Fira de Barcelona General Manager Constantí Serrallonga also thanked the GSMA (in a rather self-satisfying way) for “highlighting as a unique differential element the world-class model developed in Barcelona for the establishment and holding international events”. events. A unique ecosystem in which the characteristics of the city, the excellence of the Fira sites and equipment, and the involvement of the administrations play an essential role.
Some 60,000 people flocked to Barcelona in March to take part in MWC’s return as a live event, and most of those we spoke to were very happy we did. The covid pandemic and resulting lockdown rules have made large-scale events impossible for the past couple of years, and you got the impression that many were just happy to get out of the house/office and do some old-fashioned face-to-face networking.
The pandemic has changed a lot on a societal level and acted as an accelerator of business trends such as working from home and virtual event. Love ’em or hate ’em, the fact that common desktop software was mature enough to be able to run webinars and meetings relatively painlessly in 2020 meant you could realistically run a business with the workforce at the house perched on the kitchen table.
If the government had imposed stay-at-home orders in 2005, it’s hard to see how businesses could have continued. Indeed, perhaps the availability of reliable videoconferencing and associated cloud gubbins made national lockdowns considered in the first place.
The question for businesses, and specifically the events industry, has always been what happens next? Will people return to live events and office environments like coil springs, hungry for human interaction not filtered through the support of a laptop screen, or would they now decide that everything can now be done virtually, what’s the point of going to the office or an event?
The answer seems to be both at this point. The demand for some form of working from home certainly seems to persist, leading many companies to reevaluate the idea of long-term workspaces.
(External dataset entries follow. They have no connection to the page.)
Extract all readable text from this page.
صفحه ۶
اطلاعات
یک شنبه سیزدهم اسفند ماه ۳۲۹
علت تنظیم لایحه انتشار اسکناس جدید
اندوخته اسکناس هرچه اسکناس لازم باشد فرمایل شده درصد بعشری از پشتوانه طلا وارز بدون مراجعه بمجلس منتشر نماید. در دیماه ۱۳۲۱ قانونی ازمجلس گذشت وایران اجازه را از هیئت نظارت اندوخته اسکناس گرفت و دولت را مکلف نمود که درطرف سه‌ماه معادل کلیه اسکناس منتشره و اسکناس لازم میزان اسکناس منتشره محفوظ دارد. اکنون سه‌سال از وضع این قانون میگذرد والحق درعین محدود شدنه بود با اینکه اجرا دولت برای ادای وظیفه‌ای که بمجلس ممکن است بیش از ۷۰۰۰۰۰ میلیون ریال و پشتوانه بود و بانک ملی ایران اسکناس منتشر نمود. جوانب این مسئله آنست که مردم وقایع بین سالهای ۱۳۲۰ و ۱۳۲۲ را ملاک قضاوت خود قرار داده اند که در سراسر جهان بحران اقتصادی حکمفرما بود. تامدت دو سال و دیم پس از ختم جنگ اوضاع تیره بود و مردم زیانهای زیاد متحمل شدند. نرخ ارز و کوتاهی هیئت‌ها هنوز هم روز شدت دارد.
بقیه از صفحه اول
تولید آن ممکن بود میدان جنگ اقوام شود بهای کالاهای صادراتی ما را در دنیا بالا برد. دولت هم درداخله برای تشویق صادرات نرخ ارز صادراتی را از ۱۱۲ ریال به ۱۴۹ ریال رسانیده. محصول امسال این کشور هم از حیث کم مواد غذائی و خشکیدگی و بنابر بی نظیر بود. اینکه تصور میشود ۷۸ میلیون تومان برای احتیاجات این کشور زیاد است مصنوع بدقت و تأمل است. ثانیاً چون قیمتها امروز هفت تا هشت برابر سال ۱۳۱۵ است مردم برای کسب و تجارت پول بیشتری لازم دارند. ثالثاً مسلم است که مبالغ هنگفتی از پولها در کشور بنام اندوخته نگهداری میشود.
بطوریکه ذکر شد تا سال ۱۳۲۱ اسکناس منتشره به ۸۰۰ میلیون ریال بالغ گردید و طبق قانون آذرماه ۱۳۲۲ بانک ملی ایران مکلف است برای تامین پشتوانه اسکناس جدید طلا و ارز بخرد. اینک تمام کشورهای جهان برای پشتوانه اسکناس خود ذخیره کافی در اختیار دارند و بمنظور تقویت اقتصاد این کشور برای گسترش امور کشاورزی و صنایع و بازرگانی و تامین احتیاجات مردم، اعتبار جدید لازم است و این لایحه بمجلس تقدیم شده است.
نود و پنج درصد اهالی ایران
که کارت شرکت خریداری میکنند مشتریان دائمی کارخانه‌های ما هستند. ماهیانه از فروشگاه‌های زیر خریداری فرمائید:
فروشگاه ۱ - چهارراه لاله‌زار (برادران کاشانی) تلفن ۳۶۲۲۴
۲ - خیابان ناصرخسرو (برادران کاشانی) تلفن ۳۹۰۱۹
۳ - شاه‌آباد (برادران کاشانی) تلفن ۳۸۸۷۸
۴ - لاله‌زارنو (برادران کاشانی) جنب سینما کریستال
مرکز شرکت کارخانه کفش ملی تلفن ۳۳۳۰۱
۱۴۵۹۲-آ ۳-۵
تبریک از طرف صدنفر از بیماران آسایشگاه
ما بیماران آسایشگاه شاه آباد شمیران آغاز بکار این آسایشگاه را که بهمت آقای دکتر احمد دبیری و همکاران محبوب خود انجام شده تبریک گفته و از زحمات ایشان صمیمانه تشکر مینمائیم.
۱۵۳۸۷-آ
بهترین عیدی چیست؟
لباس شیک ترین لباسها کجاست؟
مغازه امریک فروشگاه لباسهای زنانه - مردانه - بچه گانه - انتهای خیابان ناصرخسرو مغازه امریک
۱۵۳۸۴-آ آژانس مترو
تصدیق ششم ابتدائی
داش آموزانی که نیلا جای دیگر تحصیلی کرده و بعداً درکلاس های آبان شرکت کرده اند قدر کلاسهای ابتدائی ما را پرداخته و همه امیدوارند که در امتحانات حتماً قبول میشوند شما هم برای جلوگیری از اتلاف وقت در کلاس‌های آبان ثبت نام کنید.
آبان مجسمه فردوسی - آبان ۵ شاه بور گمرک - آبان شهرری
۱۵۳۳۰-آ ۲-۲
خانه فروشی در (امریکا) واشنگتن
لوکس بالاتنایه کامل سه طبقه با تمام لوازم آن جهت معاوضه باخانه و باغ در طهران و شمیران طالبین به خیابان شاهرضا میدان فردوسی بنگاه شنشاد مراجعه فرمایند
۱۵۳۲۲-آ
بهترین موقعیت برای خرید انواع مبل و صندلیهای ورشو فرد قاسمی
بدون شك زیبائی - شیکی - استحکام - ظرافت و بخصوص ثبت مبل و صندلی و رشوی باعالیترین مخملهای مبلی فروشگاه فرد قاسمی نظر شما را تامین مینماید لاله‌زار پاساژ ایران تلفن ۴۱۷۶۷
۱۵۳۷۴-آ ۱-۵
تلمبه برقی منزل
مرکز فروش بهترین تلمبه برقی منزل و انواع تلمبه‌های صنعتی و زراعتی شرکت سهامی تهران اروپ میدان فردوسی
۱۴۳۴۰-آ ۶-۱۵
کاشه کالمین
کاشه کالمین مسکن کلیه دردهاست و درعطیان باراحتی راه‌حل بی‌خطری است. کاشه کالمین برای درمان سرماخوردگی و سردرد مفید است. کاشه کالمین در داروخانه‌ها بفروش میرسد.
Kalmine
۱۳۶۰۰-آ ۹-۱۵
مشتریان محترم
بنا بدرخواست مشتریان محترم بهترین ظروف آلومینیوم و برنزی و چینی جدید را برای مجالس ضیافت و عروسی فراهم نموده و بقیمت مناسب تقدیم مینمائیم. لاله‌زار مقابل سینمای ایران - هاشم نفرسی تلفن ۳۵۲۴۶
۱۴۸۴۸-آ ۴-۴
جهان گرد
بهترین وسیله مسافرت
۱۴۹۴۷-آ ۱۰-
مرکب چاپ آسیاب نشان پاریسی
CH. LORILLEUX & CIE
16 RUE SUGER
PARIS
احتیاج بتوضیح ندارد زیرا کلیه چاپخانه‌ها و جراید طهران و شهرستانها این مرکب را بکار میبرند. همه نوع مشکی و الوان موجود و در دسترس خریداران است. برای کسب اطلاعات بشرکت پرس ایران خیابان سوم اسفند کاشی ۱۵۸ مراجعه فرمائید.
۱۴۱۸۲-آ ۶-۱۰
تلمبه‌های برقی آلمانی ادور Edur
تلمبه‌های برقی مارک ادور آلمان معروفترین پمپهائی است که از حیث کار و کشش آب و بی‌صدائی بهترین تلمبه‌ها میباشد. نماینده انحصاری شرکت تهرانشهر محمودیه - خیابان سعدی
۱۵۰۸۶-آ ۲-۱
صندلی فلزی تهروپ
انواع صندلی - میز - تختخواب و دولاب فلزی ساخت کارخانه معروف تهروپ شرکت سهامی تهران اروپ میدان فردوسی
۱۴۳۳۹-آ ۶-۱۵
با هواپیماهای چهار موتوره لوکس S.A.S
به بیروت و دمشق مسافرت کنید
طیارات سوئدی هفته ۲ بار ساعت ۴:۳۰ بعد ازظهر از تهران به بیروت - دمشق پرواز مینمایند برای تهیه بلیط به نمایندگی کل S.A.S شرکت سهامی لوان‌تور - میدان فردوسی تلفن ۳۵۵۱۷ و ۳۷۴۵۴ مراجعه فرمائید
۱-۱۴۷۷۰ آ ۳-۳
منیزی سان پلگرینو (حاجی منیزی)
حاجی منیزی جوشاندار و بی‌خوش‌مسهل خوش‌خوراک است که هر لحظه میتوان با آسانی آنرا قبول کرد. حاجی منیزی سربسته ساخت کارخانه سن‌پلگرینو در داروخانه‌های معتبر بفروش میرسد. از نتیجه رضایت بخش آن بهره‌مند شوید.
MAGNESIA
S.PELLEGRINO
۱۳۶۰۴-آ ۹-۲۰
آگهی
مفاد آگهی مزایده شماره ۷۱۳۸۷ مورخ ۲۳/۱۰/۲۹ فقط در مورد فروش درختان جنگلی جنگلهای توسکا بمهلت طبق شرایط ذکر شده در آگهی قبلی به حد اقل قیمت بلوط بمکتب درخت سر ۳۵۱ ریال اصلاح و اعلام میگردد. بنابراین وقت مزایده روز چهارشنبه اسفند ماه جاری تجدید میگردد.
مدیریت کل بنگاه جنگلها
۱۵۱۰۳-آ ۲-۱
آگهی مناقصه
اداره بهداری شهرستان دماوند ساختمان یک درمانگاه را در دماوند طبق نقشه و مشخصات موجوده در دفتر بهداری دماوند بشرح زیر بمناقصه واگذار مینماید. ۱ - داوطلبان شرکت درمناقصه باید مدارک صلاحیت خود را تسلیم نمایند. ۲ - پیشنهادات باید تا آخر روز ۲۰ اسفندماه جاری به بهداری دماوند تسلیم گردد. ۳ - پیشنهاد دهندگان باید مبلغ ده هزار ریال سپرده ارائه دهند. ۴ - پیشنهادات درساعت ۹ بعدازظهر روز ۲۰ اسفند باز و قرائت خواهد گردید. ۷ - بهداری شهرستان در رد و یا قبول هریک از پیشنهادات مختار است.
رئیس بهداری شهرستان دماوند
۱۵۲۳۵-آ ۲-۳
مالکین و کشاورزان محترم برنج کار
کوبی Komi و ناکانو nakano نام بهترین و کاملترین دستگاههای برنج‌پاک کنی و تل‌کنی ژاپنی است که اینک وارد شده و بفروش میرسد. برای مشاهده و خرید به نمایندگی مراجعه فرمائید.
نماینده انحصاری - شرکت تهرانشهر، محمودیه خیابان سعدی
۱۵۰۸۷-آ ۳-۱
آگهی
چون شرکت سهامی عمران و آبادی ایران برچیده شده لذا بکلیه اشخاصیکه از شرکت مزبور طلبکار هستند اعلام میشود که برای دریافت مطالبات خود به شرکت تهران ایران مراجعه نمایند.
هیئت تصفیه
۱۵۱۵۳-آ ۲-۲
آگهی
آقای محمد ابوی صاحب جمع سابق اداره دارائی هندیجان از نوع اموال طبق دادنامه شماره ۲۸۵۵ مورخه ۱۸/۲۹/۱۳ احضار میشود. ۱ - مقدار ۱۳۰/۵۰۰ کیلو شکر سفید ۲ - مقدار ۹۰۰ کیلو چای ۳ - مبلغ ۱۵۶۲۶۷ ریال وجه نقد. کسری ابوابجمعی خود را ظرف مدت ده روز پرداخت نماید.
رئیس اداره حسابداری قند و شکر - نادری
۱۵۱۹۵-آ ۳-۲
As for events, it seems that while people are certainly happy to return to things like MWC, there are also plenty of webinars, virtual conferences and the like. Maybe the future looks like a mix of the two.
It’s really a matter of personal taste and how much you got out of virtual events in the first place, but in this writer’s opinion, they can feel something like a halfway house between going to an event and not not disturb at all. A webinar or virtual roundtable can be effective ways to get something across, but attendance will never be what it is in person.
Spending three or four days at huge, front-of-house business events like MWC or CES pays off a lot more than the insights squeezed from presentations and launch events that, yes, companies can provide you with virtually now. Making new industry contacts, catching up with old ones, getting your hands on a product, sticking your head around a door to catch part of a roundtable rather than booking a matinee 6 months in advance to watch it online, to share dozens of little chance interactions with people you’d never have arranged to have a Skype call… all of those things are left by the wayside in the laser-focused structure of an equivalent virtual.
Maybe in the future the technology will be so good that the pros will outweigh the cons when it comes to the journey to something like MWC, but it doesn’t look like we’re there yet. Until then, formative versions of such virtual reality technology, if it ever delivers on its grand promises, will no doubt be clustered in the halls of Fira de Barcelona at MWC next year. We’ll see each other there.